Expected output: outliers are 55 and 100 (values may vary slightly by percentile method).
Show solution
Approx values:
- Q1 ≈ 15.5, Q3 ≈ 21.5 → IQR ≈ 6.0
- Lower fence ≈ 15.5 − 1.5×6 = 6.5
- Upper fence ≈ 21.5 + 1.5×6 = 30.5
- Outliers: 55, 100
Spreadsheet tips:
- =QUARTILE.INC(range,1) and =QUARTILE.INC(range,3)
- Compute IQR and fences; flag with =IF(OR(x<lower, x>upper),"Outlier","OK")
Self-check checklist
- I can explain the data grain and key used for uniqueness.
- I can count and inspect duplicate keys.
- I can implement a deterministic dedupe rule (e.g., latest record).
- I can compute IQR fences and/or z-scores and flag outliers.
- I document cleaning decisions and re-validate metrics after changes.
Common mistakes and how to self-check
- Using the wrong key for uniqueness. Self-check: Write a one-sentence "row grain" statement and verify with stakeholders.
- Dropping legitimate rare events. Self-check: Sample outliers and annotate cause (error vs true). Keep if business-valid.
- Relying only on average to spot outliers. Self-check: Always view distribution (min, Q1, median, Q3, max).
- Partial dedup without a tie-breaker. Self-check: If two rows have same key and timestamp, define a secondary rule.
- Forgetting to re-check downstream joins.
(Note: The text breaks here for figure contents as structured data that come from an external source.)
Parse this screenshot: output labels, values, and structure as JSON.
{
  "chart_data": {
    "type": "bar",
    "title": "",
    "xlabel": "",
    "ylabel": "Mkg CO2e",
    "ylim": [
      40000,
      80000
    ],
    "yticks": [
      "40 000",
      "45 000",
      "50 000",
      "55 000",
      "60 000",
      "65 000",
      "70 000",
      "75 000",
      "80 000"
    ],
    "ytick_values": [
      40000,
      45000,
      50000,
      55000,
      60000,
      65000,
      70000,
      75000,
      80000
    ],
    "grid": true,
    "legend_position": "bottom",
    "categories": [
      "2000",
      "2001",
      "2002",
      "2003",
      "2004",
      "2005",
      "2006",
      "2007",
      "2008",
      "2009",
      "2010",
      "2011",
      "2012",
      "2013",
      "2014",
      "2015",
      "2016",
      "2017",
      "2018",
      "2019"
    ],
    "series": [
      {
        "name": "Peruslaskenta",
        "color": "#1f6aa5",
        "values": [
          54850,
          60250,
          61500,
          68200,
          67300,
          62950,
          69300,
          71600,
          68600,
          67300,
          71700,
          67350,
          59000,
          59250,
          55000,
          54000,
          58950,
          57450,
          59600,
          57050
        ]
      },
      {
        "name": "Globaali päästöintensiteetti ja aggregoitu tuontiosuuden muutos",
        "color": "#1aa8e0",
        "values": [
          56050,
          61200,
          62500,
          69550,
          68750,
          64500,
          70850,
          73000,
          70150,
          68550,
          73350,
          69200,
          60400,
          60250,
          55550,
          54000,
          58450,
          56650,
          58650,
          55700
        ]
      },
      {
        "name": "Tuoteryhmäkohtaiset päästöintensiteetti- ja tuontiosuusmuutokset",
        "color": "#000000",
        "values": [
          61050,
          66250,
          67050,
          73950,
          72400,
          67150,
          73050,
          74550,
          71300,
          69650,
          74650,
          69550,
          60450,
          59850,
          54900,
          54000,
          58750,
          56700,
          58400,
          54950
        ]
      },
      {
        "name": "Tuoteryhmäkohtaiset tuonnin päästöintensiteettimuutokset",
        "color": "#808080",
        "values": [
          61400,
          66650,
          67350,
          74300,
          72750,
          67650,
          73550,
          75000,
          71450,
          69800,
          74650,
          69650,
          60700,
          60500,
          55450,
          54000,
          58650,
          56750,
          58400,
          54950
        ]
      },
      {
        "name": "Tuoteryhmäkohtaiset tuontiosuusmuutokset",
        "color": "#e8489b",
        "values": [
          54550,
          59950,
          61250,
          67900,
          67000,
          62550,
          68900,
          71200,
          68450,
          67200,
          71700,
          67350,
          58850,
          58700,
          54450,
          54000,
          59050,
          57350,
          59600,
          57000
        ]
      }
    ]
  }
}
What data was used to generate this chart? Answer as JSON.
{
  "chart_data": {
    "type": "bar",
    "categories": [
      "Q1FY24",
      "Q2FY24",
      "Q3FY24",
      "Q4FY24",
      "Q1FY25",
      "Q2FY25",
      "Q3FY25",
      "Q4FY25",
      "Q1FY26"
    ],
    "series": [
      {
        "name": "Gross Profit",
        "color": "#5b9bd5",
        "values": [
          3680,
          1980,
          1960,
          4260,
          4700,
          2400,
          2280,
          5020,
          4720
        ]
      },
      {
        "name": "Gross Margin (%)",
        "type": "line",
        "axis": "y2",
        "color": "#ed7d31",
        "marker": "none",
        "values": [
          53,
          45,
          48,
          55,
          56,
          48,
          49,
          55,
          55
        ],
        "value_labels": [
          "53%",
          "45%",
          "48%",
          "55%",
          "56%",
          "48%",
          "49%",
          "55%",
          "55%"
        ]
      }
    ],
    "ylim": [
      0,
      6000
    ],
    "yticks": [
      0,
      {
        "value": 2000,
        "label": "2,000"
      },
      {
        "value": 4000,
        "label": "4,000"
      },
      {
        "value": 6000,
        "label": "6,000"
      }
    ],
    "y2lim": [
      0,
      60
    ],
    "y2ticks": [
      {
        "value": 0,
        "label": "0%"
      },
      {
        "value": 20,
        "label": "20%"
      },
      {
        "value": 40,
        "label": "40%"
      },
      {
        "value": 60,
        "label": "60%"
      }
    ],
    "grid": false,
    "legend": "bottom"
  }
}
Self-check: After dedupe, re-run joins and confirm row counts and KPIs.
Practical projects
- Customer 360: Build a deduped customer dimension using email and phone with a clear survivorship rule.
- Sales quality monitor: A daily job that counts duplicate order_ids and flags outlier order_values.
- Marketing list hygiene: Standardize and deduplicate campaign contact lists; measure impact on send volume.
Learning path
- Before this: Data profiling basics (distributions, null checks).
- This lesson: Duplicates and outliers—detect, decide, document.
- Next: Handling missing values, standardization, and validation rules across pipelines.
Quick Test
The quick test is available to everyone; only logged-in users get saved progress.
Next steps
- Automate: Turn your duplicate and outlier checks into repeatable queries or notebook cells.
- Document: Add your rules to a shared data quality playbook.
- Monitor: Schedule counts of duplicates and outliers and alert on thresholds.
Mini challenge
You receive a weekly orders extract where order_id should be unique. This week, duplicate order_ids increased from 0.2% to 3%. Draft a 5-step plan to identify the source, stop the growth, and patch existing data without breaking dashboards. Include how you will validate success.